Viz Media and Shueisha (via Manga Plus) published the manga digitally in English. In June 2026, Viz Media announced that it will publish the volumes in print starting in Q2 2027.

=== Volumes ===

| No. | Release date | ISBN |
| 1 | January 5, 2026 | 978-4-08-884832-7 |
| "Special Grade Incident" (特級事案, Tokkyū Jian); "Deterrence" (抑止力, Yokushiryoku); "Swimming Through the Forest" (森を泳ぐ, Mori o Oyogu); "The Boy Who Kept Repeating" (繰返す子供, Kurikaesu Kodomo); | "Senility" (老耄, Rōmō); "Berserk" (暴走, Bōsō); "The Robbed" (奪われた者達, Ubawareta Monotachi); |
In a future Tokyo, siblings Yuka and Tsurugi Okkotsu—the grandchildren of Yuta Okkotsu and Maki Zen'in—are sent to investigate a wave of kidnappings.

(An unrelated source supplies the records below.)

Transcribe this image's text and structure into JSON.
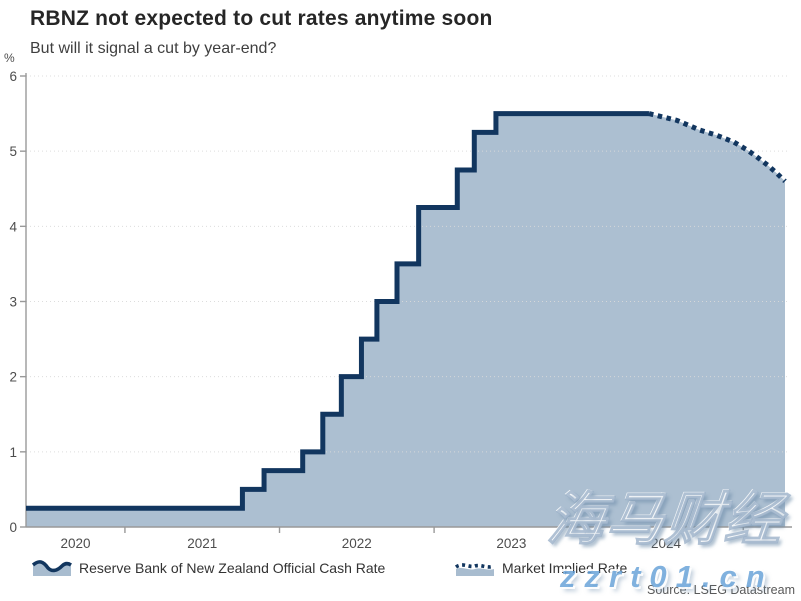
{
  "chart_data": {
    "type": "area",
    "title": "RBNZ not expected to cut rates anytime soon",
    "subtitle": "But will it signal a cut by year-end?",
    "unit": "%",
    "ylim": [
      0,
      6
    ],
    "y_ticks": [
      0,
      1,
      2,
      3,
      4,
      5,
      6
    ],
    "xlim": [
      2020.36,
      2025.27
    ],
    "x_tick_positions": [
      2021,
      2022,
      2023,
      2024,
      2025
    ],
    "x_labels": [
      {
        "pos": 2020.68,
        "label": "2020"
      },
      {
        "pos": 2021.5,
        "label": "2021"
      },
      {
        "pos": 2022.5,
        "label": "2022"
      },
      {
        "pos": 2023.5,
        "label": "2023"
      },
      {
        "pos": 2024.5,
        "label": "2024"
      }
    ],
    "grid": true,
    "legend_position": "bottom",
    "series": [
      {
        "name": "Reserve Bank of New Zealand Official Cash Rate",
        "type": "step",
        "color": "#12365f",
        "fill": "#a8bccf",
        "steps": [
          [
            2020.36,
            0.25
          ],
          [
            2021.76,
            0.5
          ],
          [
            2021.9,
            0.75
          ],
          [
            2022.15,
            1.0
          ],
          [
            2022.28,
            1.5
          ],
          [
            2022.4,
            2.0
          ],
          [
            2022.53,
            2.5
          ],
          [
            2022.63,
            3.0
          ],
          [
            2022.76,
            3.5
          ],
          [
            2022.9,
            4.25
          ],
          [
            2023.15,
            4.75
          ],
          [
            2023.26,
            5.25
          ],
          [
            2023.4,
            5.5
          ]
        ],
        "end_x": 2024.39
      },
      {
        "name": "Market Implied Rate",
        "type": "dotted-line",
        "color": "#12365f",
        "points": [
          [
            2024.39,
            5.5
          ],
          [
            2024.57,
            5.41
          ],
          [
            2024.72,
            5.28
          ],
          [
            2024.83,
            5.21
          ],
          [
            2024.94,
            5.12
          ],
          [
            2025.03,
            5.01
          ],
          [
            2025.09,
            4.92
          ],
          [
            2025.16,
            4.81
          ],
          [
            2025.22,
            4.7
          ],
          [
            2025.27,
            4.6
          ]
        ]
      }
    ],
    "colors": {
      "line": "#12365f",
      "fill": "#a8bccf",
      "grid": "#d9d9d9",
      "axis": "#999999",
      "tick_text": "#4d4d4d"
    }
  },
  "footer": {
    "source": "Source: LSEG Datastream"
  },
  "watermarks": {
    "primary": "海马财经",
    "secondary": "zzrt01.cn"
  }
}
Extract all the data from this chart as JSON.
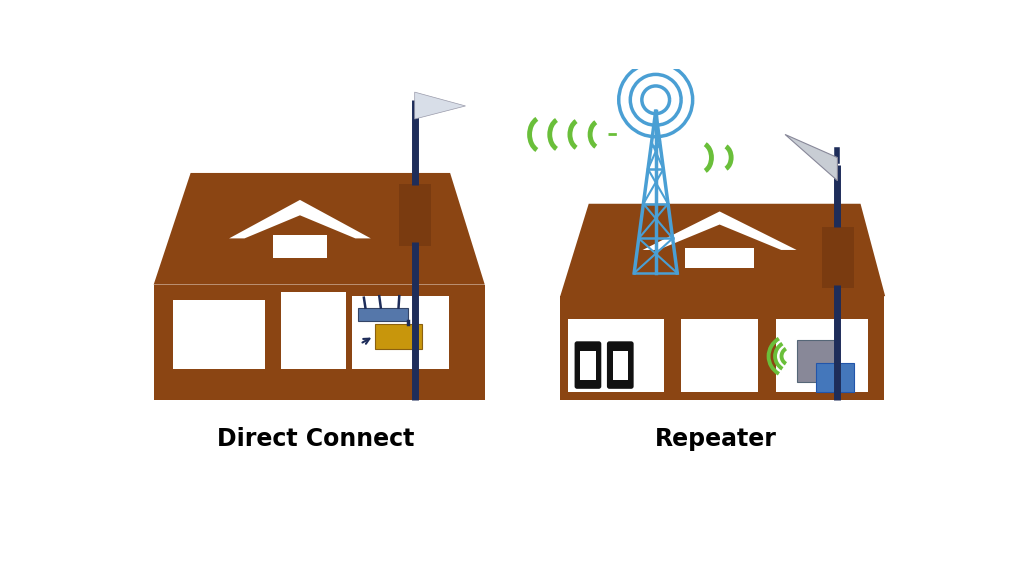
{
  "bg_color": "#ffffff",
  "brown": "#8B4513",
  "dark_navy": "#1e2d5a",
  "white": "#ffffff",
  "green": "#6abf3a",
  "blue_tower": "#4a9fd4",
  "gray_ant": "#c8cdd4",
  "label_left": "Direct Connect",
  "label_right": "Repeater",
  "label_fontsize": 17,
  "router_color": "#5577aa",
  "amp_gold": "#c8960c",
  "amp_gray": "#888898",
  "amp_blue": "#4477bb",
  "phone_color": "#111111"
}
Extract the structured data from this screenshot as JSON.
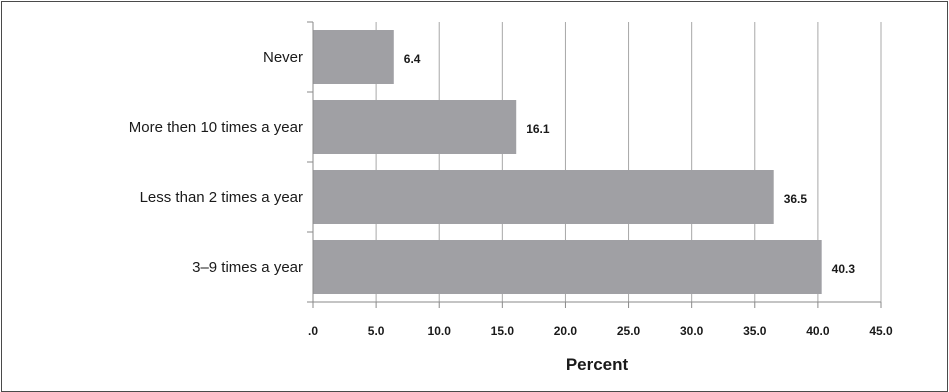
{
  "chart_data": {
    "type": "bar",
    "orientation": "horizontal",
    "categories": [
      "Never",
      "More then 10 times a year",
      "Less than 2 times a year",
      "3–9 times a year"
    ],
    "values": [
      6.4,
      16.1,
      36.5,
      40.3
    ],
    "data_labels": [
      "6.4",
      "16.1",
      "36.5",
      "40.3"
    ],
    "xlabel": "Percent",
    "ylabel": "",
    "xlim": [
      0,
      45
    ],
    "ticks": [
      0,
      5,
      10,
      15,
      20,
      25,
      30,
      35,
      40,
      45
    ],
    "tick_labels": [
      ".0",
      "5.0",
      "10.0",
      "15.0",
      "20.0",
      "25.0",
      "30.0",
      "35.0",
      "40.0",
      "45.0"
    ],
    "grid": "vertical",
    "bar_color": "#a0a0a4",
    "grid_color": "#a8a8a8",
    "axis_color": "#8a8a8a"
  }
}
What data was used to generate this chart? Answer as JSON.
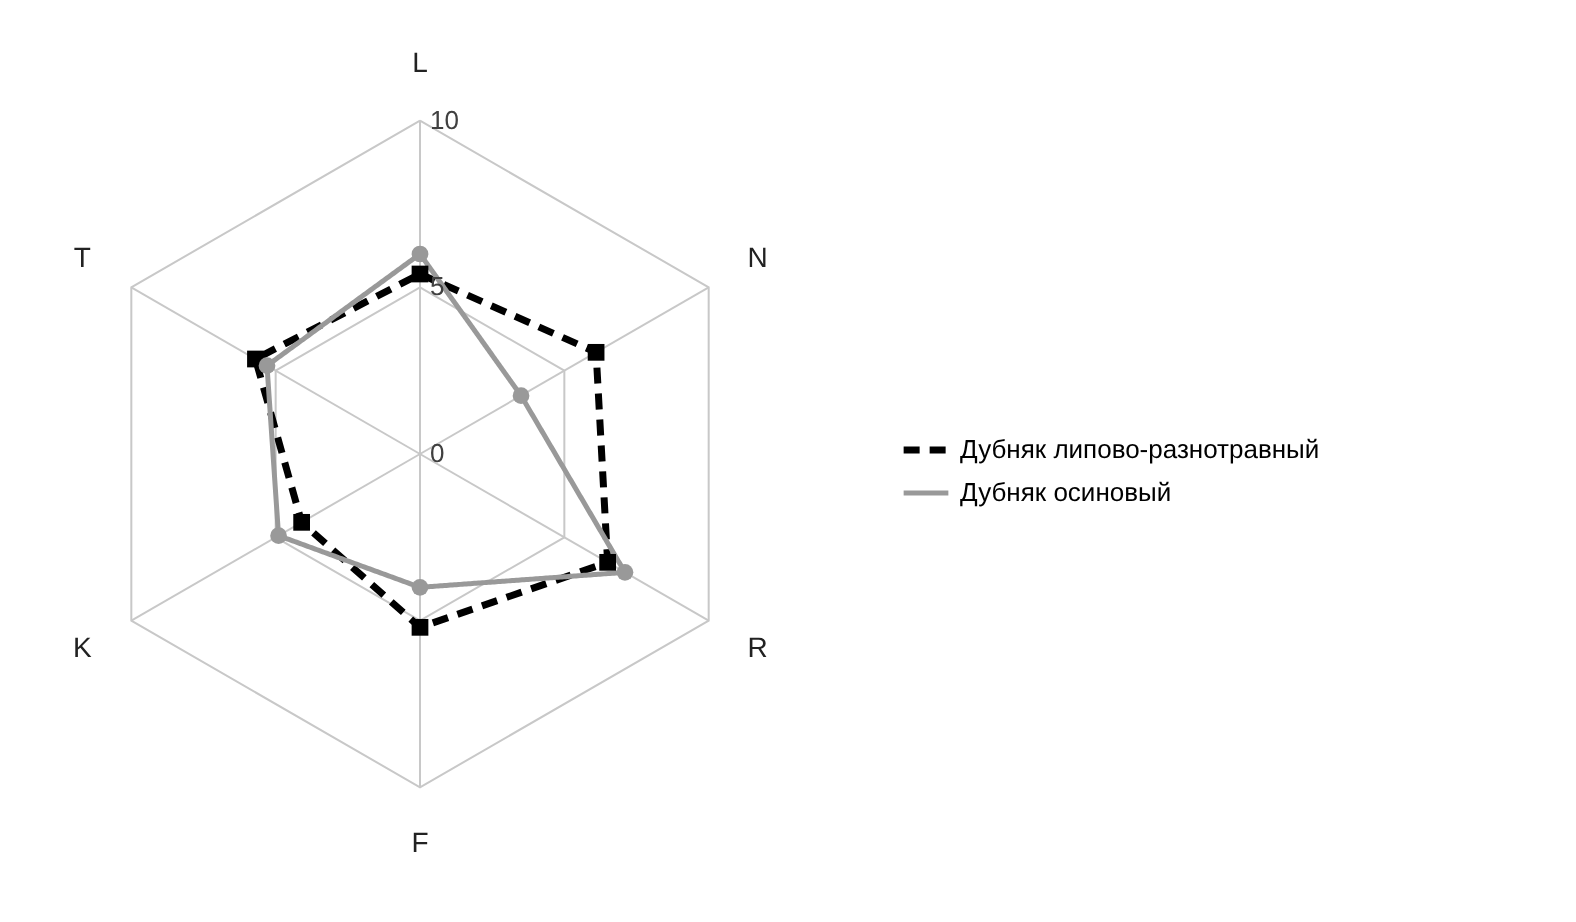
{
  "chart_data": {
    "type": "radar",
    "categories": [
      "L",
      "N",
      "R",
      "F",
      "K",
      "T"
    ],
    "ylim": [
      0,
      10
    ],
    "yticks": [
      0,
      5,
      10
    ],
    "grid": true,
    "legend": "right",
    "series": [
      {
        "name": "Дубняк липово-разнотравный",
        "color": "#000000",
        "values": [
          5.4,
          6.1,
          6.5,
          5.2,
          4.1,
          5.7
        ],
        "marker": "square",
        "line_style": "dashed"
      },
      {
        "name": "Дубняк осиновый",
        "color": "#999999",
        "values": [
          6.0,
          3.5,
          7.1,
          4.0,
          4.9,
          5.3
        ],
        "marker": "circle",
        "line_style": "solid"
      }
    ]
  }
}
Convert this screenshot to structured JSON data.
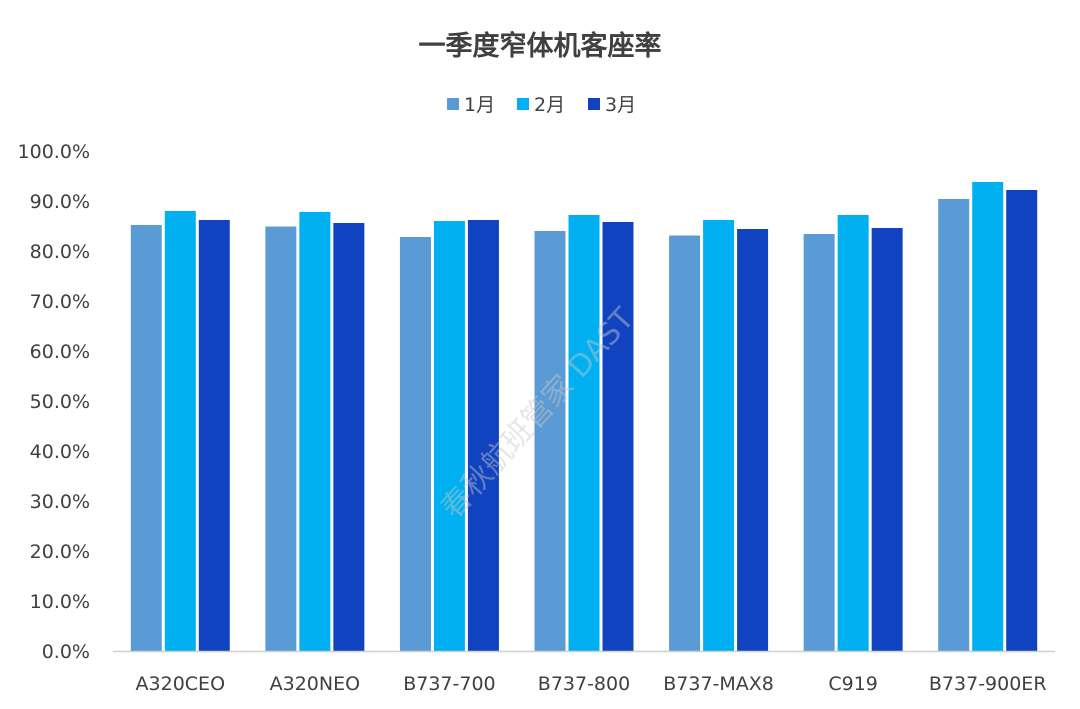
{
  "chart_data": {
    "type": "bar",
    "title": "一季度窄体机客座率",
    "categories": [
      "A320CEO",
      "A320NEO",
      "B737-700",
      "B737-800",
      "B737-MAX8",
      "C919",
      "B737-900ER"
    ],
    "series": [
      {
        "name": "1月",
        "color": "#5B9BD5",
        "values": [
          85.2,
          84.9,
          82.8,
          84.0,
          83.1,
          83.4,
          90.4
        ]
      },
      {
        "name": "2月",
        "color": "#00B0F0",
        "values": [
          88.0,
          87.8,
          86.0,
          87.2,
          86.2,
          87.2,
          93.8
        ]
      },
      {
        "name": "3月",
        "color": "#1143C0",
        "values": [
          86.2,
          85.6,
          86.2,
          85.8,
          84.4,
          84.6,
          92.2
        ]
      }
    ],
    "ylim": [
      0,
      100
    ],
    "yticks": [
      "0.0%",
      "10.0%",
      "20.0%",
      "30.0%",
      "40.0%",
      "50.0%",
      "60.0%",
      "70.0%",
      "80.0%",
      "90.0%",
      "100.0%"
    ],
    "grid": false,
    "legend": "top-center"
  },
  "watermark": "春秋航班管家 DAST"
}
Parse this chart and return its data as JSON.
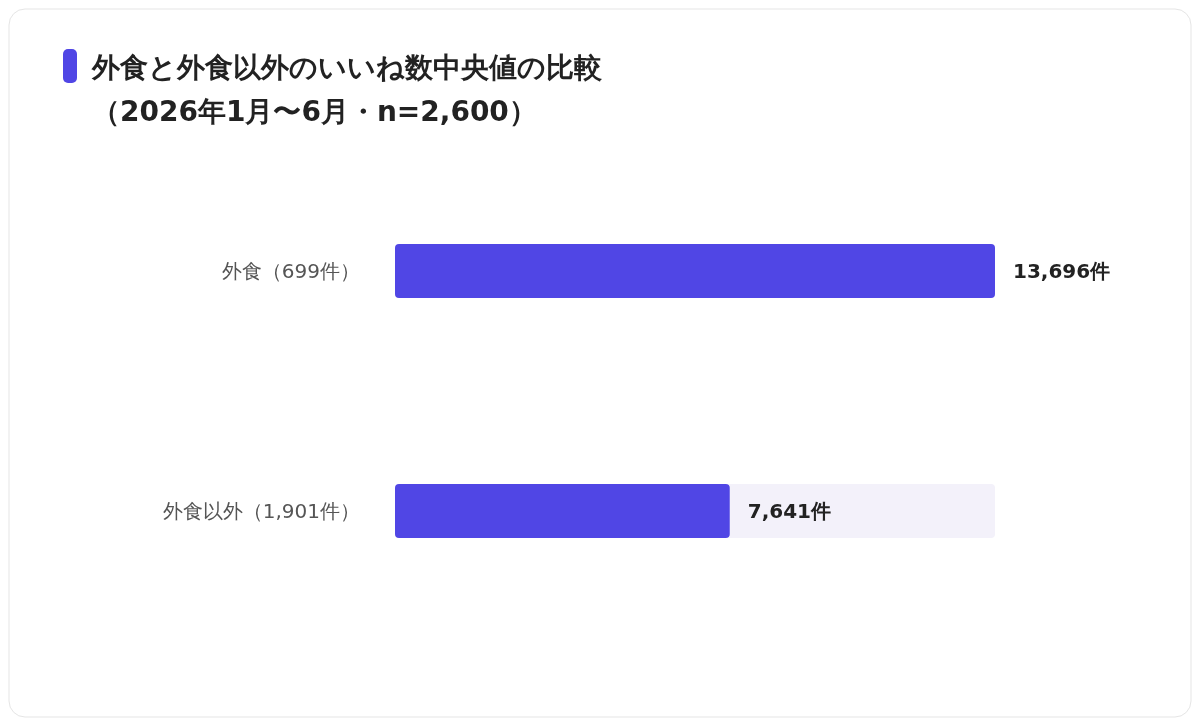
{
  "chart_data": {
    "type": "bar",
    "orientation": "horizontal",
    "title": "外食と外食以外のいいね数中央値の比較",
    "subtitle": "（2026年1月〜6月・n=2,600）",
    "categories": [
      "外食（699件）",
      "外食以外（1,901件）"
    ],
    "values": [
      13696,
      7641
    ],
    "value_labels": [
      "13,696件",
      "7,641件"
    ],
    "color": "#5046e5"
  }
}
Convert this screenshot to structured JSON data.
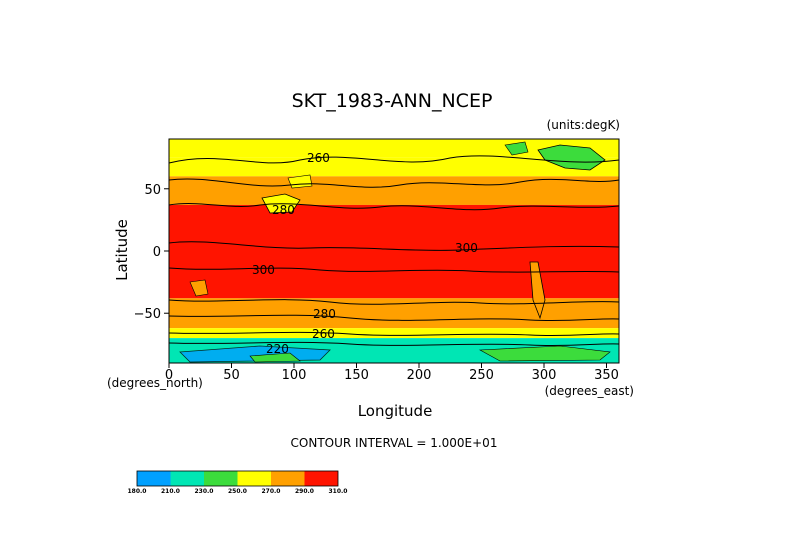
{
  "chart_data": {
    "type": "heatmap",
    "title": "SKT_1983-ANN_NCEP",
    "units_label": "(units:degK)",
    "xlabel": "Longitude",
    "ylabel": "Latitude",
    "x_unit_label": "(degrees_east)",
    "y_unit_label": "(degrees_north)",
    "xlim": [
      0,
      360
    ],
    "ylim": [
      -90,
      90
    ],
    "x_ticks": [
      "0",
      "50",
      "100",
      "150",
      "200",
      "250",
      "300",
      "350"
    ],
    "y_ticks": [
      "50",
      "0",
      "−50"
    ],
    "contour_interval_text": "CONTOUR INTERVAL = 1.000E+01",
    "contour_labels": [
      "260",
      "280",
      "300",
      "300",
      "280",
      "260",
      "220"
    ],
    "colorbar": {
      "labels": [
        "180.0",
        "210.0",
        "230.0",
        "250.0",
        "270.0",
        "290.0",
        "310.0"
      ],
      "colors": [
        "#00a0ff",
        "#00e6b4",
        "#3cdc3c",
        "#ffff00",
        "#ffa000",
        "#ff1400"
      ]
    },
    "bands": [
      {
        "lat_from": 90,
        "lat_to": 75,
        "temp_range": "250-270",
        "color": "#ffff00"
      },
      {
        "lat_from": 75,
        "lat_to": 60,
        "temp_range": "260-270",
        "color": "#ffff00"
      },
      {
        "lat_from": 60,
        "lat_to": 37,
        "temp_range": "270-290",
        "color": "#ffa000"
      },
      {
        "lat_from": 37,
        "lat_to": -38,
        "temp_range": "290-310",
        "color": "#ff1400"
      },
      {
        "lat_from": -38,
        "lat_to": -62,
        "temp_range": "270-290",
        "color": "#ffa000"
      },
      {
        "lat_from": -62,
        "lat_to": -70,
        "temp_range": "260-270",
        "color": "#ffff00"
      },
      {
        "lat_from": -70,
        "lat_to": -90,
        "temp_range": "210-250",
        "color": "#00e6b4"
      }
    ]
  }
}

These disappearances happen right as the Simurians, a race of aliens claiming to be refugees, arrive on Earth in the spaceship Naunax. The aliens claim to come in peace, and one of the Simurians, named Maru, is sent to accompany the Okkotsu siblings to learn more about humanity and Earth. Yuka, Tsurugi, and Maru find out that rogue Curse Users are actually abducting children to sell on the black market as living "batteries" for Cursed Energy. During their investigation, the siblings battle a Curse User and discover that Maru is an alien. After realizing that aliens have come to Earth, they make it their mission to discover a way for Humans and Simurians to coexist, while Maru's twin brother Cross plots to promote conflict between the two groups.
| 2 | March 4, 2026 | 978-4-08-884872-3 |
| "Dura Val Bobbidi Mechika, Part 1" (ドゥーラ・ヴァル・ボビティ・メチカ (前編), Dūra Varu Bobiti Mechika (Zenpen)); "Dura Val Bobbidi Mechika, Part 2" (ドゥーラ・ヴァル・ボビティ・メチカ (後編), Dūra Varu Bobiti Mechika (Kōhen)); "Majority Vote" (賛成多数, Sansei Tasū); "Cultural Exchange" (文化交流, Bunka Kōryū); "Inhuman Makyo" (人外魔境, Jingai Makyō); | "Acceptance" (受諾, Judaku); "An Older Brother's Duty" (兄として, Ani Toshite); "The Forbidden Technique Unleashed" (禁術解禁, Kinjutsu Kaikin); "Malicious Light" (殺意の光, Satsui no Hikari); |
| 3 | May 1, 2026 | 978-4-08-885042-9 |
| "Chaos and Harmony" (混沌と調和, Konton to Chōwa); "One Who Is Capable" (それができる者, Sore ga Dekiru Mono); "Rapid Strides" (長足の進歩, Chōsoku no Shinpo); "Old Soldiers Never Die" (老兵は死なず, Rōhei wa Shinazu); "The Awaited One Arrives" (待ち人来る, Machibito Kitaru); | "Pathway of Souls" (魂の通り道, Tamashī no Tōrimichi); "Ritual of Harmony" (調和の儀, Chōwa no Gi); "A Ray of Hope, Or...?" (光明、或いは, Kōmyō, Aruiwa); "A Bright Future" (明るい未来, Akarui Mirai); |

==Reception==
The first volume debuted first at Oricon's weekly manga ranking, with 190,432 copies sold; the second volume debuted second, with 194,752 copies sold; and the third volume debuted first with 134,102 copies sold. The first and second volumes were the sixth and seventh best-selling manga volumes in the first half of 2026, with sales of 431,979 and 398,147 copies respectively.